A case for direct teaching

The quirky teacher:

"Children seem increasingly averse to looking at a human face and the current cohorts of children who have grown up looking at iPads in addition to not having dinner table conversations etc are yet to transfer to secondary school. Group seating is also the norm and this means that children not only instinctively turn away from the teacher, but also struggle to decipher the more subtle display of emotion of an adult. This is a situation that will not miraculously right itself during the 6 week holiday between year 6 and 7 but actually needs an act of kindness from decision makers in primary education; children need to be trained to listen and concentrate on what the adult is teaching from an early age and this will only happen if children are all facing the front! This would also facilitate better back-and-forth questioning that is the norm in places like Shanghai, for example."

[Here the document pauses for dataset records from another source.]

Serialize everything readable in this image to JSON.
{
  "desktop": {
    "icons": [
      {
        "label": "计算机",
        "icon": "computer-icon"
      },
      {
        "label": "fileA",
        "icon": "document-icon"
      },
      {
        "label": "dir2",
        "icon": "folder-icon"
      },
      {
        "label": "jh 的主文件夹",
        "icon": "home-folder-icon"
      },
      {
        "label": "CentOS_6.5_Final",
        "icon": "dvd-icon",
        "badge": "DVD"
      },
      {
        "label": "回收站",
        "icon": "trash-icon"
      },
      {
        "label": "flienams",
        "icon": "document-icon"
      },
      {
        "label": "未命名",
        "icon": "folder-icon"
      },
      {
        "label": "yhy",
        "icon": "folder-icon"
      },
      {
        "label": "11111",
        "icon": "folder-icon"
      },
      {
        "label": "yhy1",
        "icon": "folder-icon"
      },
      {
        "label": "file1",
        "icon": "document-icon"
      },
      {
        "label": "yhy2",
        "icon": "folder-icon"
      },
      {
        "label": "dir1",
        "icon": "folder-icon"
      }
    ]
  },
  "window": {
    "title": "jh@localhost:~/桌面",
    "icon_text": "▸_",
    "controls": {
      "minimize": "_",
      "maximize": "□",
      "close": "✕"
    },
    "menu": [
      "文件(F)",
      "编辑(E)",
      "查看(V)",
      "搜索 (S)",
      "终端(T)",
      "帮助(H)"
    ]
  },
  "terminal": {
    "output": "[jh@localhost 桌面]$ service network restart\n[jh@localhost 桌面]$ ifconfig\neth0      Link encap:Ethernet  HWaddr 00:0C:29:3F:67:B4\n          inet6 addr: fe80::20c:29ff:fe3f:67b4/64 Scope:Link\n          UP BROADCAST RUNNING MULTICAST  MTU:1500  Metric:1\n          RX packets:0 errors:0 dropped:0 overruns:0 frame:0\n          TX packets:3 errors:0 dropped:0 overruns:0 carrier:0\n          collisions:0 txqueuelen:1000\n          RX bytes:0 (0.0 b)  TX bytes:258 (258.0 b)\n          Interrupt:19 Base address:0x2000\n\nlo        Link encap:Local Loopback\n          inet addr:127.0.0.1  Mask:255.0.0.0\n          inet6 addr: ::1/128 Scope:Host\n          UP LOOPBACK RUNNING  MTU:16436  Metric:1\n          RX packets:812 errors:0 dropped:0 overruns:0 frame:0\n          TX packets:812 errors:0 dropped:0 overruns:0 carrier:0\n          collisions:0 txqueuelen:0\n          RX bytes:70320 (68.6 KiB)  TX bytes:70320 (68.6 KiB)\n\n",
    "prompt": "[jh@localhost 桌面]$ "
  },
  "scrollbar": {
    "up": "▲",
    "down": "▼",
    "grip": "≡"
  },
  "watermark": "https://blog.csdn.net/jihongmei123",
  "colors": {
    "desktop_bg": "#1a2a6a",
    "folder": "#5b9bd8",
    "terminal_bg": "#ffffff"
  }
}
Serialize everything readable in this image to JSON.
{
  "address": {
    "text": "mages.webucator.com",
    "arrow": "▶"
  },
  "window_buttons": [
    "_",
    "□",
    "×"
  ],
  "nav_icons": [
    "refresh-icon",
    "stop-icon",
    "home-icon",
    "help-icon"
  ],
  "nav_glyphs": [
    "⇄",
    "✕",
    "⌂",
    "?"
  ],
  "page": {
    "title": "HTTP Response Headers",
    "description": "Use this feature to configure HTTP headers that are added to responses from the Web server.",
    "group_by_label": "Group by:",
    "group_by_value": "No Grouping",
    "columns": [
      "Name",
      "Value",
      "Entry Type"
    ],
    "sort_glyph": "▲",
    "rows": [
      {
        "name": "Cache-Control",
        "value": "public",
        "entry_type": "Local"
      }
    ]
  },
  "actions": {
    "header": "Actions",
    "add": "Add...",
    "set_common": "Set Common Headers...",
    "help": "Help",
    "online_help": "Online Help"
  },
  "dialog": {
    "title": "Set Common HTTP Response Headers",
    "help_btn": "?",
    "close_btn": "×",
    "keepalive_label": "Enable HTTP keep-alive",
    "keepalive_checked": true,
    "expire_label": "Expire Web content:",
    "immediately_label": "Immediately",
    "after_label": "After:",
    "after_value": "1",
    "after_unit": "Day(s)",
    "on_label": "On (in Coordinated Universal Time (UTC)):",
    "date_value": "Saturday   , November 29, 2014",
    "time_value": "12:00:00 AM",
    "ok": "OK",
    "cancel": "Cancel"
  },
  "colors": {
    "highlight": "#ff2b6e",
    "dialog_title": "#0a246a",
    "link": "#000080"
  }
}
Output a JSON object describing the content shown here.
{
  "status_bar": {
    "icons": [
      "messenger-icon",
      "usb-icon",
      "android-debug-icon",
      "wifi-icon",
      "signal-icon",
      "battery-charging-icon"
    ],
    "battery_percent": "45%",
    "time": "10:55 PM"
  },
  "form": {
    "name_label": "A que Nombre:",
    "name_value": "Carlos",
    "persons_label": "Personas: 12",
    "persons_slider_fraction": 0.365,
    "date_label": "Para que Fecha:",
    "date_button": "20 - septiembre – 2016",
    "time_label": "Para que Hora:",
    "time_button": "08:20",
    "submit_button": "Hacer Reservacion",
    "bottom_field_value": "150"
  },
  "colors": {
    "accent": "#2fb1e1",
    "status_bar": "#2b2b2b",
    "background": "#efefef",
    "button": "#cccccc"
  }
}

"Textbooks: use them and stop feeling so guilty about it."

"Worked examples, sequenced learning trajectory worked out by experts, containing useful vocabulary and giving children a sense of progression, of getting better at maths and a chance to have a sneaky peek at what is coming up or remind selves of what was done last week. How can a worksheet ever compare? I also rather like the Eastern idea of having the odd page devoted to information about famous mathematicians. I don’t understand the guilt and hand-wringing that goes with, ‘Oh we must spend thousands of hours producing personalised worksheets’. Even when people admit to the usefulness of textbooks, there is always this caveat thrown in about how it is best to just use them sparingly, like some health worker talking about the dangers of salt on chips. Let’s face it, we all know chips taste great with lots of salt."

"Pre-learning and catch up, daily."

"Children with SEN don’t need the teacher to facilitate their falling behind by allowing them to do fewer and easier calculations and less thinking every lesson, what they need is more time to over-learn and do extra practice. This can only happen in addition to the usual maths classes rather than during them, otherwise we have this weird situation where children are both catching up and falling behind at the same time."